Кель легонько прикоснулась к моему плечу и постаралась обнять, но получилось все это слегка неуклюже, ведь голова моя в этот момент была забита совершенно другим, что не смогла не заметить она.
— Ты стал другим, Рик. Это не похоже на тебя.
— Прости… — я попытался оправдаться — все из-за этого суда. Процесс оказался для меня не таким как я ожидал. Более напряженным. Это пройдет. Иногда я слишком сильно переживаю о том, что уже позади. Странная привычка, но ее невозможно искоренить. Это часть меня.
Мне хотелось сказать что-то еще, но слова категорически отказывались складываться в предложения, а мысли, что до этого ровной стеной строились у меня в голове, в этот самый момент разбежались как испуганные собаки.
Я действительно изменился. Незаметно для себя самого.
— Время позднее, надо отдыхать.
Она скинула свою сумку и подошла к кровати. Пробежав пальцами по длинному комбинезону и расстегнув молнию до самого пояса, она за считанные секунды сбросила его на пол, полностью оголив свое тело.

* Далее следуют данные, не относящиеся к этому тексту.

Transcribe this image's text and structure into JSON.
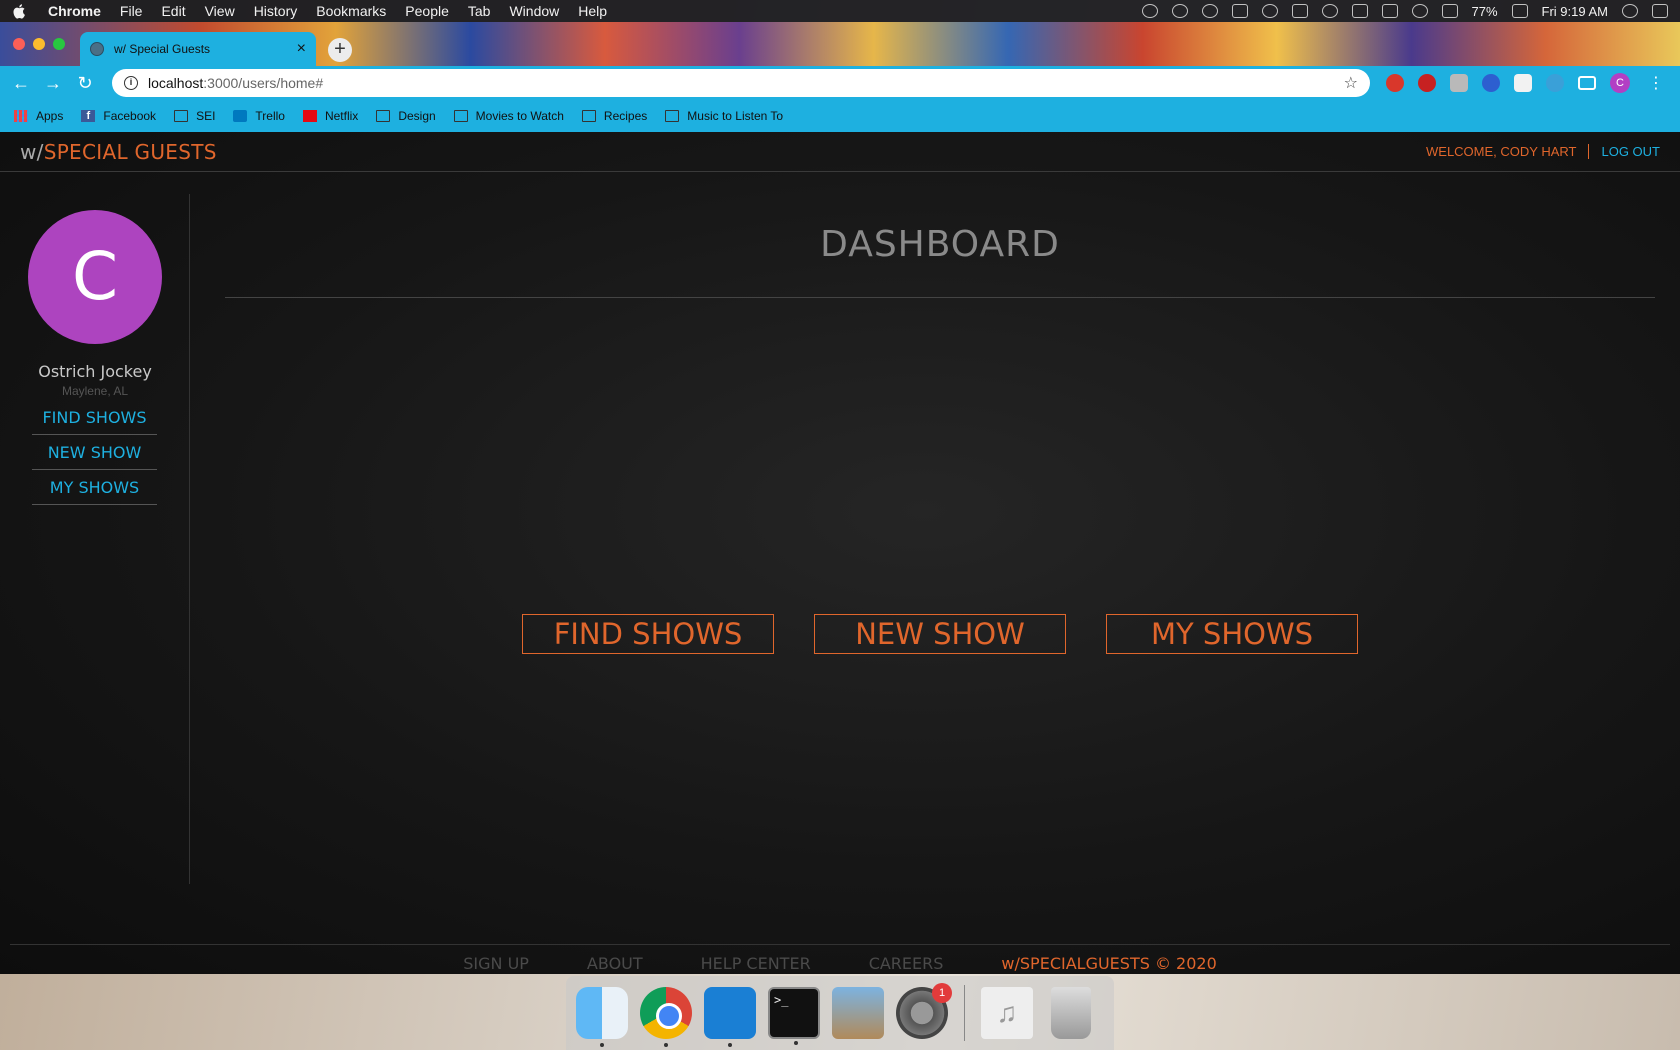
{
  "menubar": {
    "app": "Chrome",
    "items": [
      "File",
      "Edit",
      "View",
      "History",
      "Bookmarks",
      "People",
      "Tab",
      "Window",
      "Help"
    ],
    "battery": "77%",
    "clock": "Fri 9:19 AM"
  },
  "browser": {
    "tab_title": "w/ Special Guests",
    "url_host": "localhost",
    "url_path": ":3000/users/home#",
    "bookmarks": [
      "Apps",
      "Facebook",
      "SEI",
      "Trello",
      "Netflix",
      "Design",
      "Movies to Watch",
      "Recipes",
      "Music to Listen To"
    ],
    "profile_initial": "C"
  },
  "header": {
    "brand_prefix": "w/",
    "brand_name": "SPECIAL GUESTS",
    "welcome": "WELCOME, CODY HART",
    "logout": "LOG OUT"
  },
  "sidebar": {
    "avatar_initial": "C",
    "user_name": "Ostrich Jockey",
    "user_location": "Maylene, AL",
    "links": [
      "FIND SHOWS",
      "NEW SHOW",
      "MY SHOWS"
    ]
  },
  "main": {
    "title": "DASHBOARD",
    "buttons": [
      "FIND SHOWS",
      "NEW SHOW",
      "MY SHOWS"
    ]
  },
  "footer": {
    "links": [
      "SIGN UP",
      "ABOUT",
      "HELP CENTER",
      "CAREERS"
    ],
    "copyright": "w/SPECIALGUESTS © 2020"
  },
  "dock": {
    "prefs_badge": "1"
  },
  "colors": {
    "accent_orange": "#e0662c",
    "accent_blue": "#1eb0e0",
    "avatar_purple": "#ad44bf"
  }
}
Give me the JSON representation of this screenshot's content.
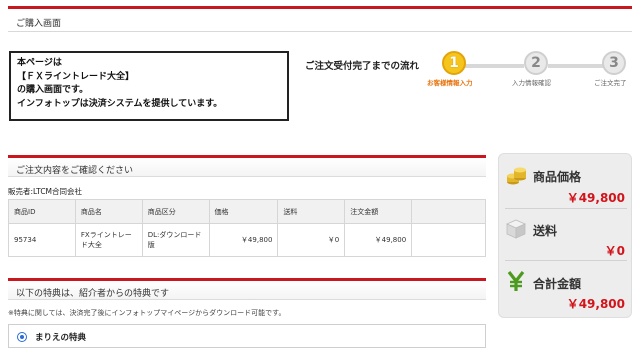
{
  "page": {
    "title": "ご購入画面"
  },
  "intro": {
    "lines": [
      "本ページは",
      "【ＦＸライントレード大全】",
      "の購入画面です。",
      "インフォトップは決済システムを提供しています。"
    ]
  },
  "flow": {
    "title": "ご注文受付完了までの流れ",
    "steps": [
      {
        "num": "1",
        "label": "お客様情報入力",
        "active": true
      },
      {
        "num": "2",
        "label": "入力情報確認",
        "active": false
      },
      {
        "num": "3",
        "label": "ご注文完了",
        "active": false
      }
    ]
  },
  "order": {
    "header": "ご注文内容をご確認ください",
    "seller": "販売者:LTCM合同会社",
    "columns": [
      "商品ID",
      "商品名",
      "商品区分",
      "価格",
      "送料",
      "注文金額"
    ],
    "rows": [
      {
        "id": "95734",
        "name": "FXライントレード大全",
        "category": "DL:ダウンロード版",
        "price": "￥49,800",
        "shipping": "￥0",
        "total": "￥49,800"
      }
    ]
  },
  "bonus": {
    "header": "以下の特典は、紹介者からの特典です",
    "note": "※特典に関しては、決済完了後にインフォトップマイページからダウンロード可能です。",
    "option_label": "まりえの特典"
  },
  "summary": {
    "price_label": "商品価格",
    "price_value": "￥49,800",
    "shipping_label": "送料",
    "shipping_value": "￥0",
    "total_label": "合計金額",
    "total_value": "￥49,800",
    "icons": [
      "coins-icon",
      "box-icon",
      "yen-icon"
    ],
    "accent_color": "#d2141b"
  }
}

Это прекрасное, почти идеальное тело, стояло неподвижно всего в метре от меня, слегка скрестив ноги и обхватив себя руками.
— Да ты права, время действительно позднее. Надо отдохнуть.
Я подошел и крепко обнял ее.
Машина была полностью готова. Даже в такую рань, когда еще стоял небольшой мороз, а иней, осевший на траве, только-только начинал таять под действием восходящего солнца, Ханлан уже был на ногах.
Обходя со всех сторон металлического монстра, чей грозный вид, даже в спокойном состоянии нельзя было ни с чем спутать, он придирчиво осматривал каждую деталь и механизм, дабы полностью исключить неполадки во время боевого броска.